Reworded the comment about __wrap_free detection of the allocator used to
allocate the pointer (it can free a pointer created by either the host
malloc(), kmalloc() or vmalloc()).

Signed-off-by: Paolo 'Blaisorblade' Giarrusso <[email protected]>
---

linux-2.6.10-rc-paolo/arch/um/kernel/main.c | 9 ++++++---
1 files changed, 6 insertions(+), 3 deletions(-)

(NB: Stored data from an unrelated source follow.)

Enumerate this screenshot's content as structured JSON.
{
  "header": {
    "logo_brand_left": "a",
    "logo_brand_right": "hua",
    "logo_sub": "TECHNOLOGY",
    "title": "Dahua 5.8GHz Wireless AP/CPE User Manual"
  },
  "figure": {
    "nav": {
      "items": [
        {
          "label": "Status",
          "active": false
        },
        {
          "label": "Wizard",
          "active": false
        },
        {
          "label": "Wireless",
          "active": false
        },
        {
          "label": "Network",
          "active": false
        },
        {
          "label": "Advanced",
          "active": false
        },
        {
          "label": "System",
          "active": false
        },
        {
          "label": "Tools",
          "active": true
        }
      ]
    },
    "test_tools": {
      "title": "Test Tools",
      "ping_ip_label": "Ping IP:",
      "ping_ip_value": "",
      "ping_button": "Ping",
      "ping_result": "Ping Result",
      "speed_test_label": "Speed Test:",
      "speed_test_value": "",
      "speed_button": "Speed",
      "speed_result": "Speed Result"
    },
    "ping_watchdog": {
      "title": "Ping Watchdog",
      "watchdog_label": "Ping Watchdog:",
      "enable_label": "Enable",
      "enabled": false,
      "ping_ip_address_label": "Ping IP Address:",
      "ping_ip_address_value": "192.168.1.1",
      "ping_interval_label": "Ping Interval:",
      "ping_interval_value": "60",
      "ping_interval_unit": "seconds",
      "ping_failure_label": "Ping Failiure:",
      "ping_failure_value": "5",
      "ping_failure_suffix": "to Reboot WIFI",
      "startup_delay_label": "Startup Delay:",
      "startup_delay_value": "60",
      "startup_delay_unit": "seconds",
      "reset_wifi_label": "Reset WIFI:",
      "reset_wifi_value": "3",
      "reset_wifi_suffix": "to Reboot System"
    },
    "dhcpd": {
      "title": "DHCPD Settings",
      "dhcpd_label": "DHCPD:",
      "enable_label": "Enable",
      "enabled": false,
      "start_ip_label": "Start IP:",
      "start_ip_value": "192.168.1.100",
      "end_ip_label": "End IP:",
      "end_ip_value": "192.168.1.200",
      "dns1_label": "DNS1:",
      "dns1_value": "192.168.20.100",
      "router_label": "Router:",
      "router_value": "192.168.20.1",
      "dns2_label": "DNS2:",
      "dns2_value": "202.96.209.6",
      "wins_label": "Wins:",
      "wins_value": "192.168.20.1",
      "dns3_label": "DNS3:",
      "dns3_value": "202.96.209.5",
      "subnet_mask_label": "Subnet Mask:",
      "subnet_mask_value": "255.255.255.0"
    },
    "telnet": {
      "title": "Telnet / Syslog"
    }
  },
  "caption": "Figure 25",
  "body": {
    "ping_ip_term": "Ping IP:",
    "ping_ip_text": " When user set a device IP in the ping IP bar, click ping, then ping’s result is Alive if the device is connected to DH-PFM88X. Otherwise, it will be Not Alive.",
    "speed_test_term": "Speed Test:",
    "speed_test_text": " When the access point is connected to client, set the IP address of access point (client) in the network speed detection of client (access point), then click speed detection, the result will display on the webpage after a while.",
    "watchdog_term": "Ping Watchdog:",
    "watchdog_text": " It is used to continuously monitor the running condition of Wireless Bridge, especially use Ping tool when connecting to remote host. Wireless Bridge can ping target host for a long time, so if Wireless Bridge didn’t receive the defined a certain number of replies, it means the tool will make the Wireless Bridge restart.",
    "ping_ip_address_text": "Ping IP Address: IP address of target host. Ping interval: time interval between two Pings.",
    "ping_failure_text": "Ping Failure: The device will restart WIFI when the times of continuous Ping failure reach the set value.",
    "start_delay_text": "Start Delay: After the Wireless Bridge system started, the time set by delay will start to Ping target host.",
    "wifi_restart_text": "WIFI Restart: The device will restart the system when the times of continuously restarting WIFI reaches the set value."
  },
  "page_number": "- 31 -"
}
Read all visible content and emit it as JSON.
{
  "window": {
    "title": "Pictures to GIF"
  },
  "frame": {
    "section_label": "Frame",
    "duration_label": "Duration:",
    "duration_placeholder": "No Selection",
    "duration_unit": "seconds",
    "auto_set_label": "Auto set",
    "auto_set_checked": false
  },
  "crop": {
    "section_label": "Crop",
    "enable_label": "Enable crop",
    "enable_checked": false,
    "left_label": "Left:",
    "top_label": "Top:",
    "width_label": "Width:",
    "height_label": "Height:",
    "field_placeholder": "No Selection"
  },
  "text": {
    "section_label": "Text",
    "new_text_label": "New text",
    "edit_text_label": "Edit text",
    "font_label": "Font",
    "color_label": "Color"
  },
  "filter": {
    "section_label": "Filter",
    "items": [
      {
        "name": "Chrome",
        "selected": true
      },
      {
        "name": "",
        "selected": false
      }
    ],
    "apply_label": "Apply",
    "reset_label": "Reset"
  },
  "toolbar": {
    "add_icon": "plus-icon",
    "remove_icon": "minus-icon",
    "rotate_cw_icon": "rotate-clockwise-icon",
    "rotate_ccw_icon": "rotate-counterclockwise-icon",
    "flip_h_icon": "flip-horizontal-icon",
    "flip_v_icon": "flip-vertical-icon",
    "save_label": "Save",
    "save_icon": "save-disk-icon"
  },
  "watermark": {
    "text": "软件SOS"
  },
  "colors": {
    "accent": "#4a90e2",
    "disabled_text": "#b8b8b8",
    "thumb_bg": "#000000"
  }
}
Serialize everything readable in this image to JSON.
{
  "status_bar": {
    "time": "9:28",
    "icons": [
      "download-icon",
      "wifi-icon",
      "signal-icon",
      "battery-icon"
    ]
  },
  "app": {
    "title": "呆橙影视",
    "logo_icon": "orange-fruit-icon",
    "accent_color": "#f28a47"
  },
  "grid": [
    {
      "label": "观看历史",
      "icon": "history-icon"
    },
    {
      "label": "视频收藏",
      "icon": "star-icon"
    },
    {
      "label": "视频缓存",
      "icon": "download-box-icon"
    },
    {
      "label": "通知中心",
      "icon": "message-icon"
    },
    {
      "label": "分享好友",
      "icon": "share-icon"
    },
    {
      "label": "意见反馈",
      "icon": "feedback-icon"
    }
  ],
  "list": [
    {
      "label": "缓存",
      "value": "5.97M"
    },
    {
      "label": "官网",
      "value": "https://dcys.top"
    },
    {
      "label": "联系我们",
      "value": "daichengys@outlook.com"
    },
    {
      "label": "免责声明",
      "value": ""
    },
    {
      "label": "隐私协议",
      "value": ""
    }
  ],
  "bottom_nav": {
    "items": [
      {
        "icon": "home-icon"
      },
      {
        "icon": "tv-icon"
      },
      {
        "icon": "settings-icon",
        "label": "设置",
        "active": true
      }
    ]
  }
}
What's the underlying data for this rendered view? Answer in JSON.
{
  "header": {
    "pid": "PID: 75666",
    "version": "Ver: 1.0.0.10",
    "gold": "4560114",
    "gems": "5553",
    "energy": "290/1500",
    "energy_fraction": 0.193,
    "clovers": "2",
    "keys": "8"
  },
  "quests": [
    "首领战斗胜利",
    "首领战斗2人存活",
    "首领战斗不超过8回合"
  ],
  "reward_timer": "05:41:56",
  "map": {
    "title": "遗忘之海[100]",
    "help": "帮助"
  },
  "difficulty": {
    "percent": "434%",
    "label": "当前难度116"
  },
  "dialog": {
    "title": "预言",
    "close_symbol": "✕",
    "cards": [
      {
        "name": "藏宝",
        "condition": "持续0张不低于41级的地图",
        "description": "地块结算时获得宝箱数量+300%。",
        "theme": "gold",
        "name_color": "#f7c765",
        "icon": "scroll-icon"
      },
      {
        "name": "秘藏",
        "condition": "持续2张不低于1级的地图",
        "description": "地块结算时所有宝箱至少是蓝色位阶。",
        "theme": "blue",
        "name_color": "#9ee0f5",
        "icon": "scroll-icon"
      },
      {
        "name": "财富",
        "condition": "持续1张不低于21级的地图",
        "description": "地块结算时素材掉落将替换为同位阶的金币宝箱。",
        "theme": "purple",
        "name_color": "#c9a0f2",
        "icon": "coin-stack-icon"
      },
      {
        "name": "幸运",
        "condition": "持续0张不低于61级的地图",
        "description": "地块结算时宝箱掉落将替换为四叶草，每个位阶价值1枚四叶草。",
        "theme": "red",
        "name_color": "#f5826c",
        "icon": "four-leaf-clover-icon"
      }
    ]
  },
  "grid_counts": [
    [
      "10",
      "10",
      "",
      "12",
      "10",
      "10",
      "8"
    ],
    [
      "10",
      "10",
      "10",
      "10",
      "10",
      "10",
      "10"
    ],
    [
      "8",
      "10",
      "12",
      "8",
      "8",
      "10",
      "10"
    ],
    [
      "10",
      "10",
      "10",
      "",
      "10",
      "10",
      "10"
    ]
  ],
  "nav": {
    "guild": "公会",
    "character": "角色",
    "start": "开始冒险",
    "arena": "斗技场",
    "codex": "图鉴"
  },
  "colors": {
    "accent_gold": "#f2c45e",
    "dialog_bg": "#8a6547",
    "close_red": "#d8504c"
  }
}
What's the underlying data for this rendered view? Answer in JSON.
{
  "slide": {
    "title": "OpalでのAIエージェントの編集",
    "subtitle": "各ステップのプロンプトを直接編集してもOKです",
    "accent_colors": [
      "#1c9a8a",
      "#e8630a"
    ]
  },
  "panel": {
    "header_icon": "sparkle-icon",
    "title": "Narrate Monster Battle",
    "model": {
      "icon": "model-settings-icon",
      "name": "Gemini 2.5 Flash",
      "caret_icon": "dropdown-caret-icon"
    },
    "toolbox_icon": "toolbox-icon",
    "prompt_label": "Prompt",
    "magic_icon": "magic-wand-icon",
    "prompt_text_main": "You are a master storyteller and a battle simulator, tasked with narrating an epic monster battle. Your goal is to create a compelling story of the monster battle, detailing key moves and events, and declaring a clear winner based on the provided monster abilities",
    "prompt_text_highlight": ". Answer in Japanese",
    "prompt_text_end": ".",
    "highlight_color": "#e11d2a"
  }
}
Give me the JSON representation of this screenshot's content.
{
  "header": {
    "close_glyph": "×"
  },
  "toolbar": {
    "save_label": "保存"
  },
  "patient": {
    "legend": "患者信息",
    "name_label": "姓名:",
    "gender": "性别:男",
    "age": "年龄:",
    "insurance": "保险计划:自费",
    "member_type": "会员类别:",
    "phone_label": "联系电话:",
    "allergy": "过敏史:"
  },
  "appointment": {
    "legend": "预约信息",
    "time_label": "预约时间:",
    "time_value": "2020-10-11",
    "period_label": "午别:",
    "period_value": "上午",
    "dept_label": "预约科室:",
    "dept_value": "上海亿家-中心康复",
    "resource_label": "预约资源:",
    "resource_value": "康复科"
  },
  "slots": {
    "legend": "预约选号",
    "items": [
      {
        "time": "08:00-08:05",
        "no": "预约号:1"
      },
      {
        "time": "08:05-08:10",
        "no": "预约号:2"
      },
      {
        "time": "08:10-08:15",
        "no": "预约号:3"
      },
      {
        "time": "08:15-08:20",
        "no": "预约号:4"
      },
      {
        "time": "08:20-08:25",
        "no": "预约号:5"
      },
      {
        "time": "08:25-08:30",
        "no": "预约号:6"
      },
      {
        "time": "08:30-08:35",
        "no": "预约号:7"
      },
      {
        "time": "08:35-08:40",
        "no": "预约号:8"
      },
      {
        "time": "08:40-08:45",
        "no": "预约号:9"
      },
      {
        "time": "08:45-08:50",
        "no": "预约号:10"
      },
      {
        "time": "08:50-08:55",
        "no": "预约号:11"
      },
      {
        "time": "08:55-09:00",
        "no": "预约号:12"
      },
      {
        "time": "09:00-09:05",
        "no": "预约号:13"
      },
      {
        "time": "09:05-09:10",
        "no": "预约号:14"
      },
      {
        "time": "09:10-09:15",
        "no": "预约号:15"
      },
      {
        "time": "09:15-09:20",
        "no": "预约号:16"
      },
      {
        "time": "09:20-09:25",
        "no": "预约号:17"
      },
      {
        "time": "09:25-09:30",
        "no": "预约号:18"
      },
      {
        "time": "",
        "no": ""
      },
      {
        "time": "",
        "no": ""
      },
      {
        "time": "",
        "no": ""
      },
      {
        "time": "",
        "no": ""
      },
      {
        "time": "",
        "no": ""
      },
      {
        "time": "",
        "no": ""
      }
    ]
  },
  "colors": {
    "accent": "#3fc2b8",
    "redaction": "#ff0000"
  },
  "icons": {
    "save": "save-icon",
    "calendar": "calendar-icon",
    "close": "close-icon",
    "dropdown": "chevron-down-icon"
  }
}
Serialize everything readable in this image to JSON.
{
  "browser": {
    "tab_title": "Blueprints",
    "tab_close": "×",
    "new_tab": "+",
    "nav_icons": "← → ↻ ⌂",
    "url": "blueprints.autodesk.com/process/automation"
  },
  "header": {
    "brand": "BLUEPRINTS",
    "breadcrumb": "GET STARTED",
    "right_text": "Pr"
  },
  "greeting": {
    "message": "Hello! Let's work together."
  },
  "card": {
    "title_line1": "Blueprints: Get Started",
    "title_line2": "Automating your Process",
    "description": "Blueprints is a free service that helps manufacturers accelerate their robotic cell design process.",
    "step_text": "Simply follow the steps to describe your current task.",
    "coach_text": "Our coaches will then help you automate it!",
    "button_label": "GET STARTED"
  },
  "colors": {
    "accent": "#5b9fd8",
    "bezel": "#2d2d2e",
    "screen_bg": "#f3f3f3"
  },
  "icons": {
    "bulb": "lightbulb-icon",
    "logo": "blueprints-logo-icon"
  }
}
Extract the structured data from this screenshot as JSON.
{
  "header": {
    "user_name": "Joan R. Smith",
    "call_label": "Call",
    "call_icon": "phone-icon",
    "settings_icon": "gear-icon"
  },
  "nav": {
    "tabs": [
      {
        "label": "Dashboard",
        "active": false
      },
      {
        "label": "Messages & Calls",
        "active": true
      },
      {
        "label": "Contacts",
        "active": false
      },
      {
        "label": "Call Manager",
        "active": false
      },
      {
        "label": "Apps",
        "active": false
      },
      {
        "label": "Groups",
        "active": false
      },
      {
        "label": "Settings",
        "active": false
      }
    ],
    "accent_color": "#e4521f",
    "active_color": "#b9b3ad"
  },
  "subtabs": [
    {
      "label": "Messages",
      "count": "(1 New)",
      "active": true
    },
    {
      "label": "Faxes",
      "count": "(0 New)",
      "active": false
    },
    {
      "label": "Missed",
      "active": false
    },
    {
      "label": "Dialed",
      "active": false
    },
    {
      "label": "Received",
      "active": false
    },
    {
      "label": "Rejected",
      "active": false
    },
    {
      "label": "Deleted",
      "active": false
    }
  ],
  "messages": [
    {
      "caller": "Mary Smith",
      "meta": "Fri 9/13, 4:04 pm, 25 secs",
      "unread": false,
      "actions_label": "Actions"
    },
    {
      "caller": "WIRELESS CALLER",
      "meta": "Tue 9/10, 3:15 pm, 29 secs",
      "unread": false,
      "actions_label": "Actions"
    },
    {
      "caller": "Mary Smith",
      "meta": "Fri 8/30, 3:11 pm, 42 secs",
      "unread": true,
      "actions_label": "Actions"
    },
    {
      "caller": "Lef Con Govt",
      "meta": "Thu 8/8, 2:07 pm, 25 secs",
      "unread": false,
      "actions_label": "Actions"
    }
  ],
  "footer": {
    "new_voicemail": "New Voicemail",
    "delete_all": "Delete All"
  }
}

diff -puN arch/um/kernel/main.c~uml-wrap_free arch/um/kernel/main.c
--- linux-2.6.10-rc/arch/um/kernel/main.c~uml-wrap_free 2004-11-16 02:19:08.289619800 +0100
+++ linux-2.6.10-rc-paolo/arch/um/kernel/main.c 2004-11-16 02:19:08.292619344 +0100
@@ -222,13 +222,16 @@ void __wrap_free(void *ptr)
* physical memory - kmalloc/kfree
* kernel virtual memory - vmalloc/vfree
* anywhere else - malloc/free
- * If kmalloc is not yet possible, then the kernel memory regions
- * may not be set up yet, and the variables not initialized. So,
- * free is called.
+ * If kmalloc is not yet possible, then either high_physmem and/or
+ * end_vm are still 0 (as at startup), in which case we call free, or
+ * we have set them, but anyway addr has not been allocated from those
+ * areas. So, in both cases __real_free is called.
*
* CAN_KMALLOC is checked because it would be bad to free a buffer
* with kmalloc/vmalloc after they have been turned off during
* shutdown.
+ * XXX: However, we sometimes shutdown CAN_KMALLOC temporarily, so
+ * there is a possibility for memory leaks.